More suggestions are made and rejected. Finally, Stuart Weitzman, who's been called "the king of the evening shoe" and who is in the middle of an interview, can't resist the challenge.

"How about these?" he asks, picking up one of his more casual creations.

Nope. She wants suede.

He looks around.

"You want the perfect plain pump?" he asks. He directs a salesman to show her another pair he has in mind.

"These would be perfect," he says, holding up a shoe from his fall collection after she's drifted away. "But I know she'd say the heel was too high."

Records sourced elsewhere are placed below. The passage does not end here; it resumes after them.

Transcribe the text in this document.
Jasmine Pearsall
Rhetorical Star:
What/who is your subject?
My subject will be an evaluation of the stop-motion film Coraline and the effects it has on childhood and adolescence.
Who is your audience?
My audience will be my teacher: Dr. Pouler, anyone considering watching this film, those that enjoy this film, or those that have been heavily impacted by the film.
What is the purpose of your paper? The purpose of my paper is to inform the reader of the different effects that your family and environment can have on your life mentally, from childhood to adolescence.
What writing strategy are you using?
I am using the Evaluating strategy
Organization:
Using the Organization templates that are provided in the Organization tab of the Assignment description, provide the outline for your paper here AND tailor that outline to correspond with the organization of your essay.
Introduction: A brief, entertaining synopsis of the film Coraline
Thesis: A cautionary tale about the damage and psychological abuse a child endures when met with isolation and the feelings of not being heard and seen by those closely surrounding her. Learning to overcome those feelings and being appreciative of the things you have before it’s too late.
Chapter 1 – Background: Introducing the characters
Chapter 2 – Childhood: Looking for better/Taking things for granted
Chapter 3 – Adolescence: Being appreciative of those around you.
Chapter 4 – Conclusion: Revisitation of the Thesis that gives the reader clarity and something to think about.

Part artiste, part shoe salesman, such is the life of a man who creates fashions for the feet and sells them in 35 countries. He likes getting out of his New York headquarters to visit stores and hear from consumers, because he knows they know what they want. And if he can't provide it, someone else will.

Before Weitzman became involved in the search for the perfect suede pump, he had been showing off a pair of shoes with suede on the inside.

"Feel this," he urges, offering up the suede innards of a pair of his casual pumps. It's that kind of thing that sets his shoes apart from others, he says. Comfort comes first. Then beauty.

"I won't design a shoe if it's going to cripple a woman," he says, adding that that's not always a prime consideration in his in-dus-try.

He's known for high heels that are to shoes what Judith Leiber's little purses are to handbags - whimsical, glitzy attention-getters.

One of his most popular current styles is a black number with a rhinestone woman at the heel, a leash of rhinestones that runs along the side of the shoe, and a rhinestone puppy at the end of the leash near the toe.

A popular perennial, a shoe that has been in his line since he took over his father's shoe business more than 20 years ago, is a sparkling pump studded with tiny, multicolored rhinestones that has the light-refracting properties of a disco ball.

Stuart Weitzman shows off his shoes. He watches people in their shoes. He asks about the shoes on your feet. He watches women looking at his shoes. He even wears his shoes (he wears a women's 10), ensuring there are always at least a few masculine styles in his line. In short, he never tires of shoes.

"When I'm with my shoes, I don't think of it as work," he says. "I don't think of it as different from a painter with his art or a sculptor with his statues."

Like any artist, he's always looking for new material to work with. In the Saks salon are Stuart Weitzman casuals and heels made out of chain mail, linen and ladies' lingerie. He holds up the pump with the "illusion heel," a curvy, skinny heel made out of metal. From the side it looks as thin as a pencil.

Looking at the sleek design, you'd never have any idea that it was crafted by a metalworker who makes stick shifts for Mercedes-Benzes.

This particular design was conceived in the same place many of Stuart Weitzman's shoes first start to take shape: in the bathtub, where he carves ideas into blocks of soap with a potato peeler.